St. Vincent’s Ties with Iran Raises Concern in Washington

A0507219.jpgTEHRAN (FNA)- A senior US diplomat has asked St. Vincent’s recent move to establish diplomatic ties with Iran despite Washington’s opposition, the Caribbean island’s premier said.

Prime Minister Ralph Gonsalves said the US ambassador for Barbados and the Eastern Caribbean asked why he forged relations with Tehran when the US still had concerns about its nuclear program.

Gonsalves told reporters late Monday at a news conference that he believes Iran is seeking to expand its international ties. “Iran wants to be engaged internationally, and it is the duty of countries to engage others.”

A spokesman for the US Embassy in Barbados had no immediate comment.

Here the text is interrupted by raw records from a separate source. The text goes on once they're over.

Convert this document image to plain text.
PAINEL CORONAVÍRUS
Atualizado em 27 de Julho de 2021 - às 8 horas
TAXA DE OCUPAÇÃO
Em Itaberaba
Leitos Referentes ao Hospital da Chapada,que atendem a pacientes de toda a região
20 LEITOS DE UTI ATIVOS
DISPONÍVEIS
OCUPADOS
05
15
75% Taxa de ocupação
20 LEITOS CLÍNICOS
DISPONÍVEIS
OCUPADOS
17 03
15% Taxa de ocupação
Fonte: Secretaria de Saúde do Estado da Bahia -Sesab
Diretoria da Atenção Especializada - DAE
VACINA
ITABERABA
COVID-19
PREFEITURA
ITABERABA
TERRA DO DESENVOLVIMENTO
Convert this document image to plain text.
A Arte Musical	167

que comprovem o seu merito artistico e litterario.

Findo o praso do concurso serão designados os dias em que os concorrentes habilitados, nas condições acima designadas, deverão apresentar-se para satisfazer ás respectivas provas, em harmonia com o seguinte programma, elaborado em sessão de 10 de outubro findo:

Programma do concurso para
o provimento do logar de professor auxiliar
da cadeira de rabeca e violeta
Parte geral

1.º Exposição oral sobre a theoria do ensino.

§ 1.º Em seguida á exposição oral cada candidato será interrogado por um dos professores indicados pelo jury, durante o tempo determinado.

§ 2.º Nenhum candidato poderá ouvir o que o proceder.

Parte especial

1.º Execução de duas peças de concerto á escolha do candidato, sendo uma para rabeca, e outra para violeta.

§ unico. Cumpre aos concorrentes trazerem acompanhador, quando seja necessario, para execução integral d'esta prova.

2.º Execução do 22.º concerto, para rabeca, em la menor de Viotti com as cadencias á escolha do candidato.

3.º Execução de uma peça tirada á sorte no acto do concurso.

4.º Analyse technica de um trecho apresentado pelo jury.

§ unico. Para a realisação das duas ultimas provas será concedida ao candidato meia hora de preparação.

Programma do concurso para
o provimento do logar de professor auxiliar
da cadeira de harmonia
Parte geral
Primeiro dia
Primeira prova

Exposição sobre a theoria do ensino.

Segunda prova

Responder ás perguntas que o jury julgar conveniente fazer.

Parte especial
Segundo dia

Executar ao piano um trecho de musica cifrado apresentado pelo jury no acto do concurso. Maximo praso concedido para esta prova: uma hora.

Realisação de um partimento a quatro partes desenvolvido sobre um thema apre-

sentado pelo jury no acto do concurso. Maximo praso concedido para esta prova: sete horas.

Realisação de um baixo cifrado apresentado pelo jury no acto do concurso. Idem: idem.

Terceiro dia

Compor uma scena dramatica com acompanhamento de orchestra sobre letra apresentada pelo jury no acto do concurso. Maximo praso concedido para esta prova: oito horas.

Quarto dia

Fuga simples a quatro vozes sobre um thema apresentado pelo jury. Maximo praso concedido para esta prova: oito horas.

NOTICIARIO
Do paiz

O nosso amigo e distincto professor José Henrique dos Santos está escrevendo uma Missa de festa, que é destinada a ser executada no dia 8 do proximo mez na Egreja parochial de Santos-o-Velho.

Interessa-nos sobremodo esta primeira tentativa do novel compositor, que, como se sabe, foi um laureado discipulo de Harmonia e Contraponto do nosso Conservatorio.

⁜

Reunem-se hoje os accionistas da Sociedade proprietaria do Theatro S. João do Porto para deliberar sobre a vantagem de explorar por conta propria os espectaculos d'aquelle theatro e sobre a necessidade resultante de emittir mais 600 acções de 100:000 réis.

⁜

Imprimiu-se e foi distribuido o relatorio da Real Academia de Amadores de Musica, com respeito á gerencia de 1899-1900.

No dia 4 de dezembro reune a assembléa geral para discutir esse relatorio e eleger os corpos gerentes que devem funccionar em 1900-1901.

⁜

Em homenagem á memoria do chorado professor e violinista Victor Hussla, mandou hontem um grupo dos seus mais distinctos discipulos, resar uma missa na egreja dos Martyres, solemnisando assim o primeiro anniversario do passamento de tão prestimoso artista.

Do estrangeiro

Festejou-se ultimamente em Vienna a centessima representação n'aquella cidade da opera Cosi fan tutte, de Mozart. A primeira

St. Vincent and Iran established ties early last month after Gonsalves visited Iran for a summit of the Non-Aligned Movement (NAM), an organization of 120 developing nations.

St. Vincent later announced that it would receive US$7 million in aid from Iran. A portion of that will go toward construction of a US$200 million international airport.

The United States and Iran broke diplomatic relations in April 1980, after Iranian students seized the United States’ espionage center at its embassy in the heart of Tehran. The two countries have had tense relations ever since.

The United States and its Western allies accuse Iran of trying to develop nuclear weapons under the cover of a civilian nuclear program, while they have never presented any corroborative document to substantiate their allegations. Iran denies the charges,
stressing that the country has always pursued a civilian path to provide power to the growing number of Iranian population, whose fossil fuel would eventually run dry.

Political observers believe that the United States has remained at loggerheads with Iran over the independent and home-grown nature of Tehran’s nuclear technology, which gives the Islamic Republic the potential to turn into a world power and a role model for other third-world countries. Washington has laid much pressure on Iran to make it give up the most sensitive and advanced part of the technology, which is uranium enrichment, a process used for producing nuclear fuel for power plants.